18. Profiled guiding element according to claim 14, wherein the guiding surface is cross-sectionally arc-shaped and works together with rolling bodies that are spherical in shape.

19. Profiled guiding element according to claim 14, wherein the two edge flanges are arranged symmetrically to a plane in the center of the profiled guiding element.

20. Profiled guiding element according to claim 14, wherein the two edge flanges are arranged asymmetrically to a plane in the center of the profiled guiding element.

21. Profiled guiding element according to claim 14, wherein the exterior side of at least one of the two edge flanges forms at least one guiding surface.

22. Profiled guiding element according to claim 14, wherein the two edge flanges at least partially grip, in a pivoting manner, a sliding body that forms an internal joint element.

23. Profiled guiding element according to claim 22, wherein both of the interior sides of the two edge flanges facing each other and forming the guiding surface lie on a common surface of a cylinder.

24. Profiled guiding element according to claim 13, wherein the guiding operations include at least one of longitudinal guiding operations and pivoting guiding operations.

25. Profiled guiding element according to claim 13, wherein the surface area lying between the two edge flanges and/or a partial area of the interior sides facing each other of the two edge flanges forms at least one guiding surface for at least one rolling body or sliding body.

26. Profiled guiding element according to claim 13, wherein the surface area lying between the two edge flanges at least partially forms the guiding surface.

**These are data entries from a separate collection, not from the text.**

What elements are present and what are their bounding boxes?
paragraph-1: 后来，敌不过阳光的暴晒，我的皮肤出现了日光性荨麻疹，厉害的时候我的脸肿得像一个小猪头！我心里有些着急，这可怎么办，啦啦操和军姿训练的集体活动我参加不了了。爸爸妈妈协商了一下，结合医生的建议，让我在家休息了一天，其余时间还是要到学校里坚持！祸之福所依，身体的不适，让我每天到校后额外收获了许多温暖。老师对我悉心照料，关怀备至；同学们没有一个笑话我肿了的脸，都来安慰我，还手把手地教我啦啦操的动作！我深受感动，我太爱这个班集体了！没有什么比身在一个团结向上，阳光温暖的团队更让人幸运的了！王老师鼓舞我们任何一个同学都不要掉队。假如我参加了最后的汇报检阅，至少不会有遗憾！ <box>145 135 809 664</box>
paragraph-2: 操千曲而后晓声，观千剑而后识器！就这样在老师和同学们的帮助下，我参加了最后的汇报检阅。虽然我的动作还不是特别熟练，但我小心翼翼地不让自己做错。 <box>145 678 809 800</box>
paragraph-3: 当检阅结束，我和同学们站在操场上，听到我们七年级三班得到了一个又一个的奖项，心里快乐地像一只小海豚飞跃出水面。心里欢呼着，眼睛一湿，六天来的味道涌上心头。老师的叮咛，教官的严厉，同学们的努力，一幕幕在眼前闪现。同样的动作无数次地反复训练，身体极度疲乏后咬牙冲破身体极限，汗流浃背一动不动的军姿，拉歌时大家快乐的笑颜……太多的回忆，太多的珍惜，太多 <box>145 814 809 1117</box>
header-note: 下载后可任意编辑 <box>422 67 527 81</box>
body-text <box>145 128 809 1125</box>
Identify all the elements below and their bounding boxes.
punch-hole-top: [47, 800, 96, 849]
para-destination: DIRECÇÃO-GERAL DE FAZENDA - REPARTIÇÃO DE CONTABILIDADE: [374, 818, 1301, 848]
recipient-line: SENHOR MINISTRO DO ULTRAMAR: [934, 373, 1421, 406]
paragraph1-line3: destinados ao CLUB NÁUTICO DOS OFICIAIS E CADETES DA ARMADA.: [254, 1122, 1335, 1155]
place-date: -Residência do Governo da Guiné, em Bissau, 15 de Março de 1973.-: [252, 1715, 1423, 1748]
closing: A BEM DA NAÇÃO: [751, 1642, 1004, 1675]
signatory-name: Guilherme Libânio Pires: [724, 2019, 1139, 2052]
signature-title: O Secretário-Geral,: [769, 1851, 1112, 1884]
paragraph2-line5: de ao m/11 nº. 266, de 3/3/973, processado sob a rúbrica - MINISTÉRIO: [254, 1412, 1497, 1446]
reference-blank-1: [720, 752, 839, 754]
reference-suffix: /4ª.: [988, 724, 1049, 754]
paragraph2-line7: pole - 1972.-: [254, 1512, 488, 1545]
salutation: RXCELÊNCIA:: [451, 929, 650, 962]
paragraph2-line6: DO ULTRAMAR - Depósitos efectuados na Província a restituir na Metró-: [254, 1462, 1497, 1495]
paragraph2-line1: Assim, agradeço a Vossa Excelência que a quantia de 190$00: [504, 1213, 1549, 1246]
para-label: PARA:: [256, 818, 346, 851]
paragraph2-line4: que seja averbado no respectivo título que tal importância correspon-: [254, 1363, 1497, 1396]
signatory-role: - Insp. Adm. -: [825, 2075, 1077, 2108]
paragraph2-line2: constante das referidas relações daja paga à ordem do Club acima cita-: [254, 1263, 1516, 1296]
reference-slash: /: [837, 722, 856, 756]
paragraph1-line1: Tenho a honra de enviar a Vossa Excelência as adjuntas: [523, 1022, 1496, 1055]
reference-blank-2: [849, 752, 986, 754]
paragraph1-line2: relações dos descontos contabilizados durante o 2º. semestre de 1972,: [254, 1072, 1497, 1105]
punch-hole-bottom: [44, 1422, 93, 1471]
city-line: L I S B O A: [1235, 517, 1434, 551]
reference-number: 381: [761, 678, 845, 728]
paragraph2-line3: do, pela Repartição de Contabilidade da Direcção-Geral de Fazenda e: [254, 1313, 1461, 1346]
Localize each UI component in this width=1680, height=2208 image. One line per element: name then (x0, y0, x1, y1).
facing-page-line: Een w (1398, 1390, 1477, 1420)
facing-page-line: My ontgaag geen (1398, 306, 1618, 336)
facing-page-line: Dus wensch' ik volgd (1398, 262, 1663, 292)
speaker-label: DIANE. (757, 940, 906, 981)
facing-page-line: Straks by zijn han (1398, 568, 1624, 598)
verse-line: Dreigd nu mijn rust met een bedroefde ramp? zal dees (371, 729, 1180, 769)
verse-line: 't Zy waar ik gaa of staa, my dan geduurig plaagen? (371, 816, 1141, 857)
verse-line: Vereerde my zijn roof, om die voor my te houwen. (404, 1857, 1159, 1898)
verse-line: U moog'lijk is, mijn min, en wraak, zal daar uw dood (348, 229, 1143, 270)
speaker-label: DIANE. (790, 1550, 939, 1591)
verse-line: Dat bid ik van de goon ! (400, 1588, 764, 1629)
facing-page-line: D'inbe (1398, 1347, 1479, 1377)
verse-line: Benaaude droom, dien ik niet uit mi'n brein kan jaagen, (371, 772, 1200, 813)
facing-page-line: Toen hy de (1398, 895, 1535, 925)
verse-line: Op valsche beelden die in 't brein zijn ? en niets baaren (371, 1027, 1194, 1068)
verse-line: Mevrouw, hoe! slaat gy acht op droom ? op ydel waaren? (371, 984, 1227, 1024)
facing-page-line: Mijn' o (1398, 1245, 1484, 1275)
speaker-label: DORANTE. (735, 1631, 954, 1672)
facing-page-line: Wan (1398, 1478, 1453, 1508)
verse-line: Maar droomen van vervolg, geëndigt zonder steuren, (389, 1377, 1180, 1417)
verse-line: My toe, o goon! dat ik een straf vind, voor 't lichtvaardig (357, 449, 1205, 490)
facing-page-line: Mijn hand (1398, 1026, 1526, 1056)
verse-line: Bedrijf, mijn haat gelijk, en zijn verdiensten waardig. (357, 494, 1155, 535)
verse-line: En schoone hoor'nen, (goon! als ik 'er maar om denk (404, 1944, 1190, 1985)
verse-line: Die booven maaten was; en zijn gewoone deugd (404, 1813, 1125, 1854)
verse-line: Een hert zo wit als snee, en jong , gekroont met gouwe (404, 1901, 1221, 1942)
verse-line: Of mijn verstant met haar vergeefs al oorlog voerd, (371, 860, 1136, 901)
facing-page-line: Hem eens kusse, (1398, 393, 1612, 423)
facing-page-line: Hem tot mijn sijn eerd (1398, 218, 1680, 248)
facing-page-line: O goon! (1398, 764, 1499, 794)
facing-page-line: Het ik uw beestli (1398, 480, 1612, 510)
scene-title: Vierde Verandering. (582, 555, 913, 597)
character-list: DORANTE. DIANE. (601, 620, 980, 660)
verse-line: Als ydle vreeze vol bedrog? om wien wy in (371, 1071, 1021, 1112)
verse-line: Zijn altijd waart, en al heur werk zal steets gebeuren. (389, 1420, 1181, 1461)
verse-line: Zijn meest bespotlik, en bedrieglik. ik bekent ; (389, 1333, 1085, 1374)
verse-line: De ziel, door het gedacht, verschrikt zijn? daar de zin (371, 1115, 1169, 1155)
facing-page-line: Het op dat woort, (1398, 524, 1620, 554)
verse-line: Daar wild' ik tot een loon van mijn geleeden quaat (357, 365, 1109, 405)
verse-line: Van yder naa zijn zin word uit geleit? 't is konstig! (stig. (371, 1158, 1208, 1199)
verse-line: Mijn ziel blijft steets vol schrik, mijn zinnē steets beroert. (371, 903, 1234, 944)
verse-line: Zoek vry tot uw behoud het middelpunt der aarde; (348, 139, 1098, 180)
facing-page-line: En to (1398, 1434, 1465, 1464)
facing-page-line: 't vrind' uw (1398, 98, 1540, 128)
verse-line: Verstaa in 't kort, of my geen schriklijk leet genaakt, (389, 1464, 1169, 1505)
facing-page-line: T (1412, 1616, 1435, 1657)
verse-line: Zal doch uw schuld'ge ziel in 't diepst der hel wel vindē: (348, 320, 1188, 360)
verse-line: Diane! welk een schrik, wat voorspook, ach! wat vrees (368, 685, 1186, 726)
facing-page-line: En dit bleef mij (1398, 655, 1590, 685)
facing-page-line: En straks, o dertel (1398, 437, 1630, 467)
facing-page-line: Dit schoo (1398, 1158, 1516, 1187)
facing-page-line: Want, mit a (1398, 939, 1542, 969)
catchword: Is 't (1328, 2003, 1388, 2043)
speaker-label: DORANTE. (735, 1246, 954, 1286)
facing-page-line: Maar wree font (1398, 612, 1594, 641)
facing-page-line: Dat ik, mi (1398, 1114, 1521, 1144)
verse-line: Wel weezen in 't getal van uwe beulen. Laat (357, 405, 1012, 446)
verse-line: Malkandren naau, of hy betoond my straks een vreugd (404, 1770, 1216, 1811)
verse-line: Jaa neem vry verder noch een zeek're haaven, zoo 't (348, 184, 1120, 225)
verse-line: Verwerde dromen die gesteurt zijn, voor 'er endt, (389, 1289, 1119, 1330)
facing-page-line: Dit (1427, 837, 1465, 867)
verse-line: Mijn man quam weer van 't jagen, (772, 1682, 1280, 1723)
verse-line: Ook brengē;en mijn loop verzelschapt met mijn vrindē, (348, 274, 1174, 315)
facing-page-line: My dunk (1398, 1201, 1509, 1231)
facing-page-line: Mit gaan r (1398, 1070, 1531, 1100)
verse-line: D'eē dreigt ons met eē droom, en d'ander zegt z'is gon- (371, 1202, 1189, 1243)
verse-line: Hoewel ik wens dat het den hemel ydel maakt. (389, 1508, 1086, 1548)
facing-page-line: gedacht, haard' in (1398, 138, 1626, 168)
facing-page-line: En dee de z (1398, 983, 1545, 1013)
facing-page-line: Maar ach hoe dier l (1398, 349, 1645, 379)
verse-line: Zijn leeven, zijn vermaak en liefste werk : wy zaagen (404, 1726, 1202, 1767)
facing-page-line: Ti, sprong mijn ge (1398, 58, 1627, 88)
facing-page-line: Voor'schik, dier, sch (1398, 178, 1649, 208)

27. Profiled guiding element according to claim 13, wherein the interior sides facing each other of the two edge flanges at least partially form guiding surfaces.

28. Profiled guiding element according to claim 13, wherein the guiding surface is cross-sectionally arc-shaped and works together with rolling bodies that are spherical in shape.

29. Profiled guiding element according to claim 13, wherein the two edge flanges are arranged symmetrically to a plane in the center of the profiled guiding element.

30. Profiled guiding element according to claim 13, wherein the two edge flanges are arranged asymmetrically to a plane in the center of the profiled guiding element.

31. Profiled guiding element according to claim 13, wherein the exterior side of at least one of the two edge flanges forms at least one guiding surface.

32. Profiled guiding element according to claim 13, wherein the two edge flanges at least partially grip, in a pivoting manner, a sliding body that forms an internal joint element.